Stone that Treads on Stone: An Interview with Irizelma Robles and Roque Raquel Salas Rivera on Poetry as Alchemy

Myths give us some rituals, some explanations for life, ways of acting in this life.

Awarded the Pedro Lastra International Poetry Prize by the State University of New York at Stony Brook in 2019, Puerto Rican poet and essayist Irizelma Robles percolates ritualist practise, alchemy, and the occult into her scholarship and poetry. Her fourth poetry collection, El libro de los conjuros (Editorial Folium, 2018), embodies this fusion. The text has been translated into English by Puerto Rican poet and translator Roque Raquel Salas Rivera as The Book of Conjurations and was published by Sundial House last June 2024. In this spell book, Dr Robles writes about how “water will make way for the earth / that will listen” and “pieces of language / erased like mist,” summoning skies, substance, soul, and source. In his translator’s note, Dr Salas frames poetry as alchemy: “transmutation through words . . . transform[ing] poet, reader, and language.”

In this interview, I spoke with Dr Robles (in New York) and Dr Salas (in Puerto Rico), on El libro de los conjuros / The Book of Conjurations and the mutability of poetry through the lens of alchemy.

Alton Melvar M Dapanas (AMMD): Irizelma, your remarkable poetry collection from 2018, El libro de los conjuros, is now out in Roque Raquel Salas Rivera’s translation as The Book of Conjurations.
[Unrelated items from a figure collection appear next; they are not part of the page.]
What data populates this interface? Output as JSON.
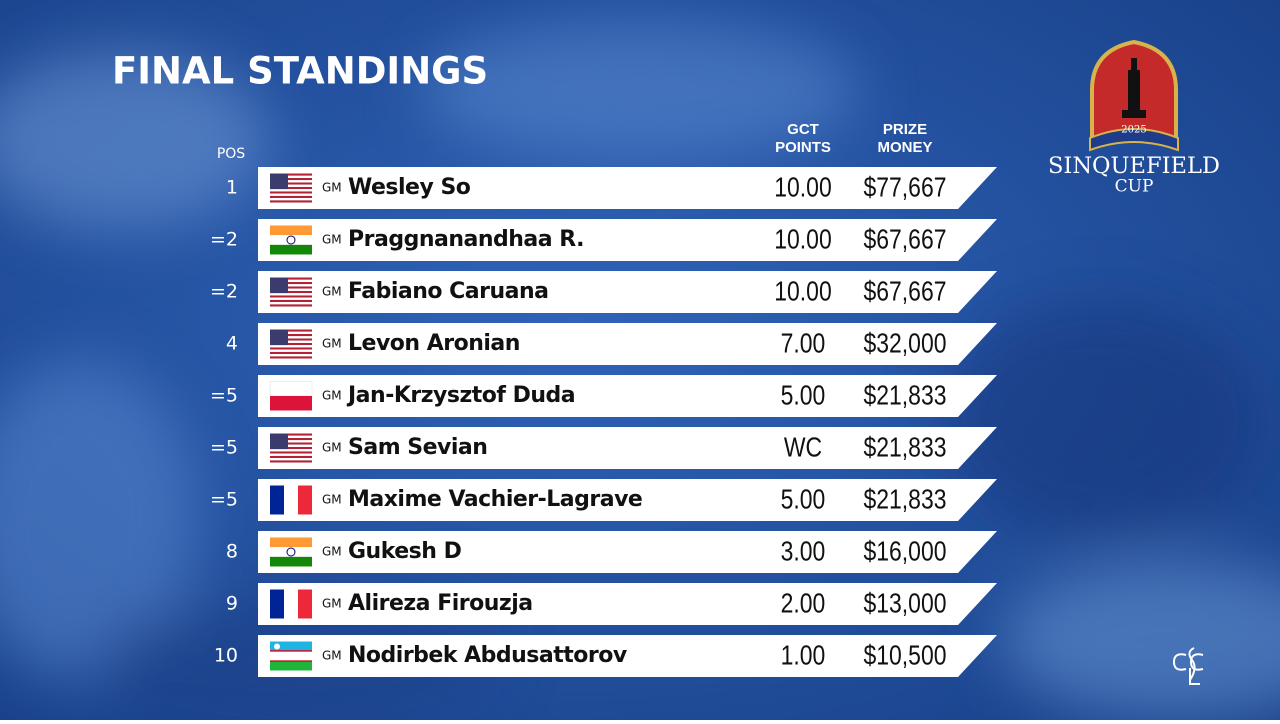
{
  "header": {
    "title": "FINAL STANDINGS",
    "pos_label": "POS",
    "points_label": [
      "GCT",
      "POINTS"
    ],
    "prize_label": [
      "PRIZE",
      "MONEY"
    ]
  },
  "logo": {
    "year": "2025",
    "name": "SINQUEFIELD",
    "subname": "CUP"
  },
  "table": {
    "rows": [
      {
        "pos": "1",
        "title": "GM",
        "name": "Wesley So",
        "points": "10.00",
        "prize": "$77,667"
      },
      {
        "pos": "=2",
        "title": "GM",
        "name": "Praggnanandhaa R.",
        "points": "10.00",
        "prize": "$67,667"
      },
      {
        "pos": "=2",
        "title": "GM",
        "name": "Fabiano Caruana",
        "points": "10.00",
        "prize": "$67,667"
      },
      {
        "pos": "4",
        "title": "GM",
        "name": "Levon Aronian",
        "points": "7.00",
        "prize": "$32,000"
      },
      {
        "pos": "=5",
        "title": "GM",
        "name": "Jan-Krzysztof Duda",
        "points": "5.00",
        "prize": "$21,833"
      },
      {
        "pos": "=5",
        "title": "GM",
        "name": "Sam Sevian",
        "points": "WC",
        "prize": "$21,833"
      },
      {
        "pos": "=5",
        "title": "GM",
        "name": "Maxime Vachier-Lagrave",
        "points": "5.00",
        "prize": "$21,833"
      },
      {
        "pos": "8",
        "title": "GM",
        "name": "Gukesh D",
        "points": "3.00",
        "prize": "$16,000"
      },
      {
        "pos": "9",
        "title": "GM",
        "name": "Alireza Firouzja",
        "points": "2.00",
        "prize": "$13,000"
      },
      {
        "pos": "10",
        "title": "GM",
        "name": "Nodirbek Abdusattorov",
        "points": "1.00",
        "prize": "$10,500"
      }
    ]
  }
}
Taking us back to that period and before, what were the creative impulses and poetic foundations that shaped this work?

Irizelma Robles (IR): Ten years before it was El libro de los conjuros, its title was La tabla periódica (The Periodic Table) and when I began writing it in 2016, it was titled El libro de la Santa Muerte (The Book of the Santa Muerte). I did fieldwork in the Huaxteca region of Veracruz and Hidalgo during my student years under the direction of my anthropology professor, Ana Bella Pérez Castro. It was during that period that I came across El libro de la Santa Muerte, a book of conjurations and spells. Later, in conversation with Eugenio Ballou, my friend and editor, we discovered that its true title was El libro de los conjuros.